According to the default prompt configuration in [`prompt_config.py`](https://github.com/apache/incubator-hugegraph-ai/blob/main/prompt_config.py), the LLM analyzes whether a query requires multiple reasoning steps, conditional logic, or nested traversals. If the query is deemed too complex, the system returns `g.V().limit(0)` as a safe placeholder rather than generating potentially incorrect Gremlin syntax.

### Can I use custom graph schemas with Text2Gremlin?

Yes.
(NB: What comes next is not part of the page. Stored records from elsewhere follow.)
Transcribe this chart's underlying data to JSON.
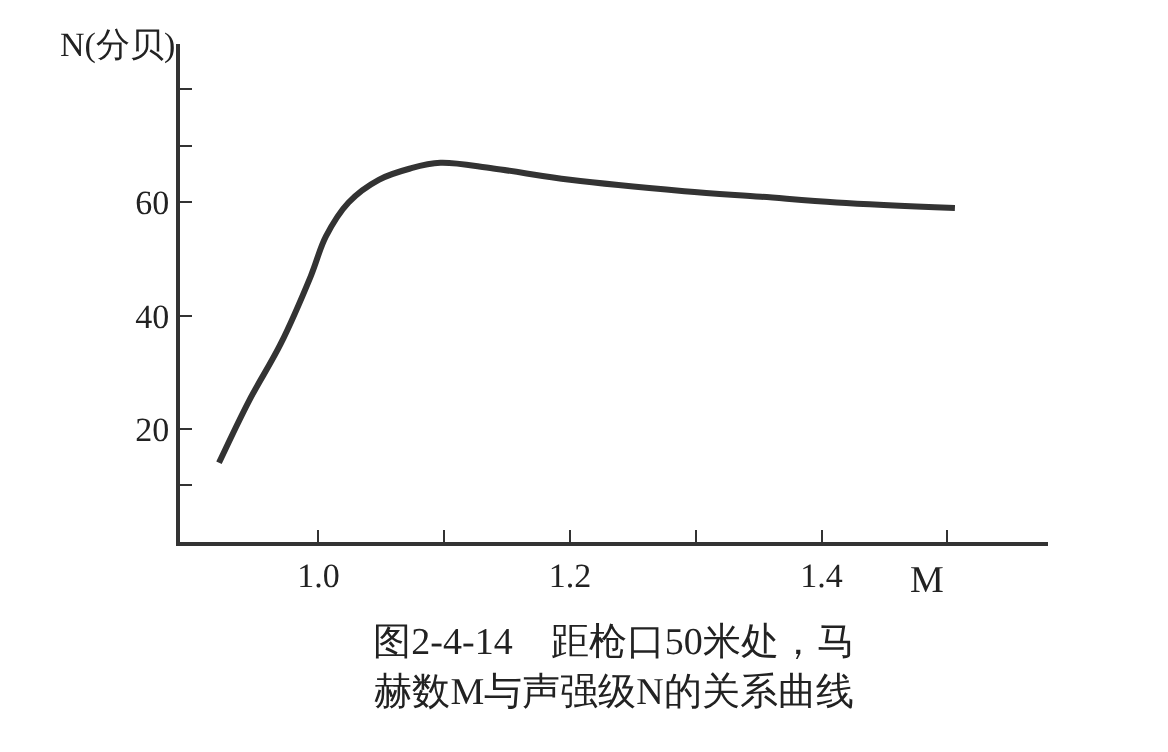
{
  "chart_data": {
    "type": "line",
    "title": "图2-4-14　距枪口50米处，马赫数M与声强级N的关系曲线",
    "xlabel": "M",
    "ylabel": "N(分贝)",
    "x": [
      0.921,
      0.945,
      0.97,
      0.994,
      1.006,
      1.024,
      1.048,
      1.073,
      1.097,
      1.139,
      1.2,
      1.291,
      1.352,
      1.412,
      1.506
    ],
    "series": [
      {
        "color": "#333333",
        "values": [
          14,
          25,
          35,
          47,
          54,
          60,
          64,
          66,
          67,
          66,
          64,
          62,
          61,
          60,
          59
        ]
      }
    ],
    "xlim": [
      0.89,
      1.58
    ],
    "xticks": [
      {
        "value": 1.0,
        "label": "1.0"
      },
      {
        "value": 1.1,
        "label": null
      },
      1.2,
      {
        "value": 1.3,
        "label": null
      },
      1.4,
      {
        "value": 1.5,
        "label": null
      }
    ],
    "ylim": [
      0,
      88
    ],
    "yticks": [
      {
        "value": 10,
        "label": null
      },
      20,
      40,
      60,
      {
        "value": 70,
        "label": null
      },
      {
        "value": 80,
        "label": null
      }
    ],
    "marker": "none",
    "line_style": "solid"
  }
}
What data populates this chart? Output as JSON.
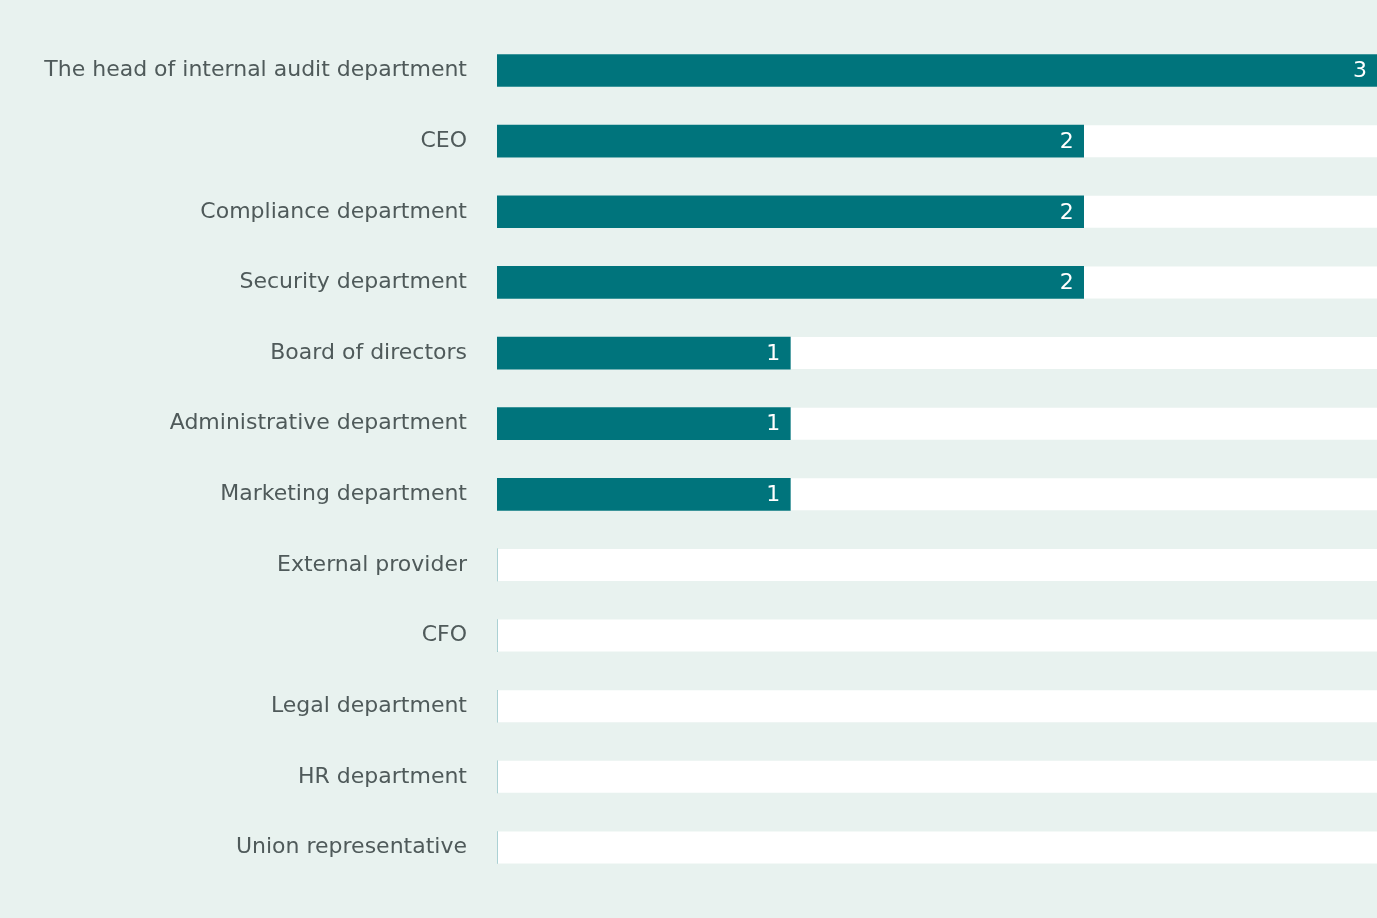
{
  "chart_data": {
    "type": "bar",
    "orientation": "horizontal",
    "categories": [
      "The head of internal audit department",
      "CEO",
      "Compliance department",
      "Security department",
      "Board of directors",
      "Administrative department",
      "Marketing department",
      "External provider",
      "CFO",
      "Legal department",
      "HR department",
      "Union representative"
    ],
    "values": [
      3,
      2,
      2,
      2,
      1,
      1,
      1,
      0,
      0,
      0,
      0,
      0
    ],
    "value_labels": [
      "3",
      "2",
      "2",
      "2",
      "1",
      "1",
      "1",
      null,
      null,
      null,
      null,
      null
    ],
    "color": "#00747c",
    "legend": false,
    "tick_labels": "y"
  }
}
You can pass a custom schema JSON string via the `schema_input` parameter in `build_flow()` or the `schema` field in the REST API. This overrides the automatic schema retrieval from the HugeGraph server and injects your custom vertex and edge definitions directly into the LLM prompt.

### Which LLM models are compatible with Text2Gremlin?

The system uses the LLM factory in [`hugegraph-llm/src/hugegraph_llm/models/llms/init_llm.py`](https://github.com/apache/incubator-hugegraph-ai/blob/main/hugegraph-llm/src/hugegraph_llm/models/llms/init_llm.py) (specifically `get_text2gql_llm()`) to initialize the language model. As implemented in apache/incubator-hugegraph-ai, it supports any LLM provider configured in the environment, including OpenAI GPT models, local models via vLLM, or other compatible APIs, as long as they are registered in the LLM initialization module.